Direitos territoriais indígenas são fundamentais para conter
desmatamento, diz estudo
Territórios indígenas na Amazônia brasileira com
direitos de posse garantidos não apenas reduzem o desmatamento, mas também
promovem um maior crescimento de florestas secundárias em áreas previamente
desmatadas, de acordo com um novo estudo.
A pesquisa baseia-se em vários estudos recentes que
apontam para a eficiência da conservação florestal indígena na Amazônia
brasileira quando seus territórios são plenamente reconhecidos pelo governo. De
acordo com o artigo, esses territórios apresentam taxas de crescimento de
florestas secundárias mais altas do que as terras privadas e não incorporadas
ao redor. As florestas secundárias que se regeneram após o desmatamento das
florestas primárias originais ajudam a reviver a biodiversidade e capturar
carbono, combatendo as mudanças climáticas.

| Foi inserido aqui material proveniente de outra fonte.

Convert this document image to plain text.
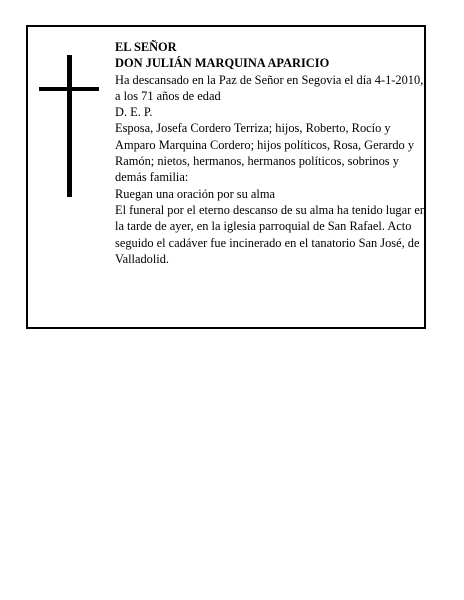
EL SEÑOR

DON JULIÁN MARQUINA APARICIO

Ha descansado en la Paz de Señor en Segovia el día 4-1-2010, a los 71 años de edad

D. E. P.

Esposa, Josefa Cordero Terriza; hijos, Roberto, Rocío y Amparo Marquina Cordero; hijos políticos, Rosa, Gerardo y Ramón; nietos, hermanos, hermanos políticos, sobrinos y demás familia:

Ruegan una oración por su alma

El funeral por el eterno descanso de su alma ha tenido lugar en la tarde de ayer, en la iglesia parroquial de San Rafael. Acto seguido el cadáver fue incinerado en el tanatorio San José, de Valladolid.
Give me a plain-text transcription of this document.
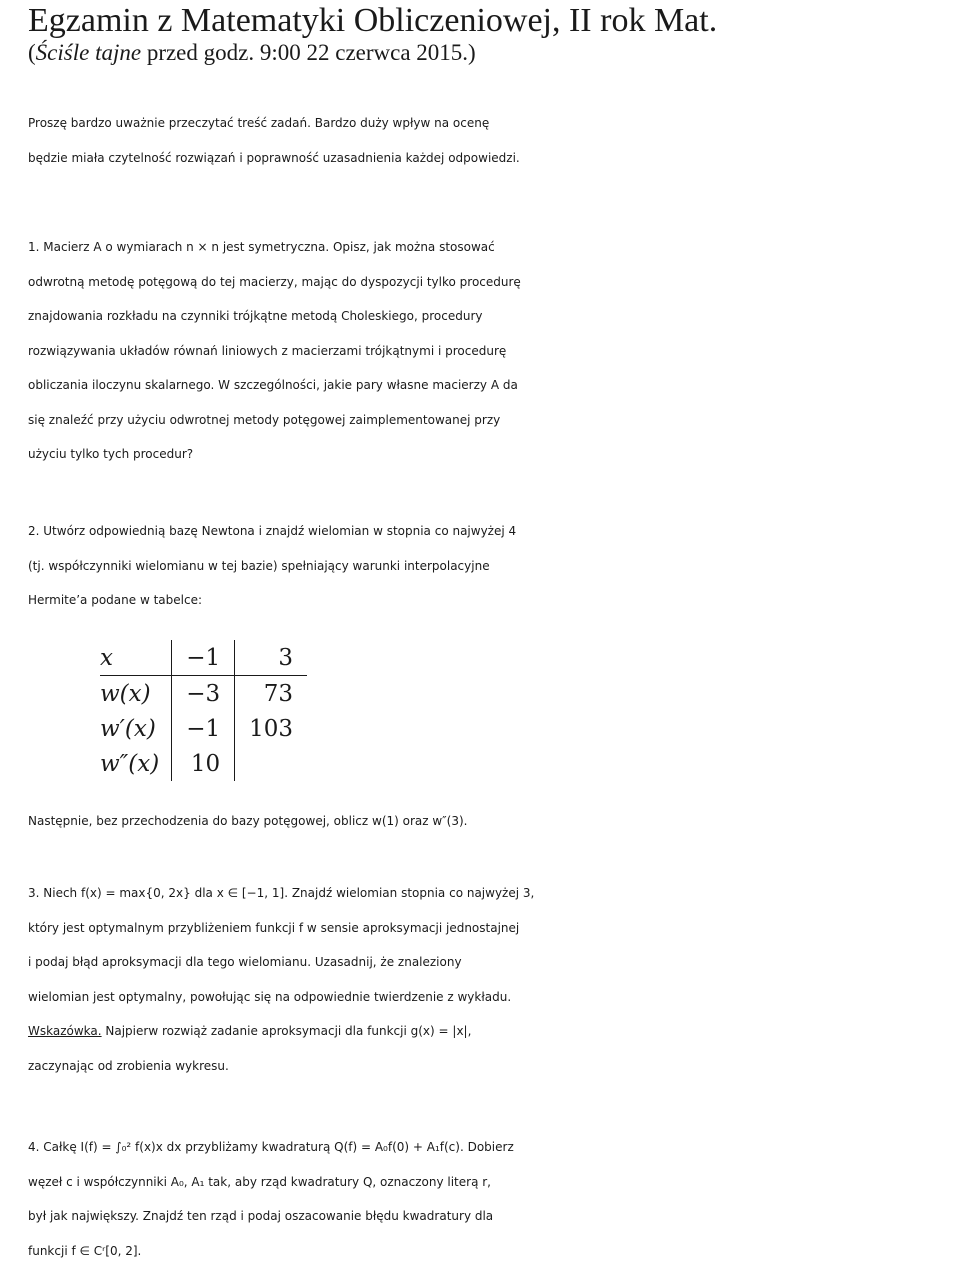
Egzamin z Matematyki Obliczeniowej, II rok Mat.
(Ściśle tajne przed godz. 9:00 22 czerwca 2015.)
Proszę bardzo uważnie przeczytać treść zadań. Bardzo duży wpływ na ocenę
będzie miała czytelność rozwiązań i poprawność uzasadnienia każdej odpowiedzi.
1. Macierz A o wymiarach n × n jest symetryczna. Opisz, jak można stosować
odwrotną metodę potęgową do tej macierzy, mając do dyspozycji tylko procedurę
znajdowania rozkładu na czynniki trójkątne metodą Choleskiego, procedury
rozwiązywania układów równań liniowych z macierzami trójkątnymi i procedurę
obliczania iloczynu skalarnego. W szczególności, jakie pary własne macierzy A da
się znaleźć przy użyciu odwrotnej metody potęgowej zaimplementowanej przy
użyciu tylko tych procedur?
2. Utwórz odpowiednią bazę Newtona i znajdź wielomian w stopnia co najwyżej 4
(tj. współczynniki wielomianu w tej bazie) spełniający warunki interpolacyjne
Hermite’a podane w tabelce:
x	−1	3
w(x)	−3	73
w′(x)	−1	103
w″(x)	10	
Następnie, bez przechodzenia do bazy potęgowej, oblicz w(1) oraz w″(3).
3. Niech f(x) = max{0, 2x} dla x ∈ [−1, 1]. Znajdź wielomian stopnia co najwyżej 3,
który jest optymalnym przybliżeniem funkcji f w sensie aproksymacji jednostajnej
i podaj błąd aproksymacji dla tego wielomianu. Uzasadnij, że znaleziony
wielomian jest optymalny, powołując się na odpowiednie twierdzenie z wykładu.
Wskazówka. Najpierw rozwiąż zadanie aproksymacji dla funkcji g(x) = |x|,
zaczynając od zrobienia wykresu.
4. Całkę I(f) = ∫₀² f(x)x dx przybliżamy kwadraturą Q(f) = A₀f(0) + A₁f(c). Dobierz
węzeł c i współczynniki A₀, A₁ tak, aby rząd kwadratury Q, oznaczony literą r,
był jak największy. Znajdź ten rząd i podaj oszacowanie błędu kwadratury dla
funkcji f ∈ Cʳ[0, 2].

“Conceder o direito de posse dessas terras
indígenas no Brasil não é apenas uma política de direitos humanos muito boa,
mas também uma ótima política ambiental”, diz a cientista política Kathryn
Baragwanath, da Universidade Católica Australiana, em Melbourne (Austrália), e
autora principal do estudo.
A posse legal da terra impede a entrada de pessoas
de fora nos territórios para exploração madeireira, mineração, estabelecimento
de pastagens agrícolas e grilagem de terras, além de proteger os modos de vida
tradicionais dos indígenas, que se baseiam principalmente no manejo florestal.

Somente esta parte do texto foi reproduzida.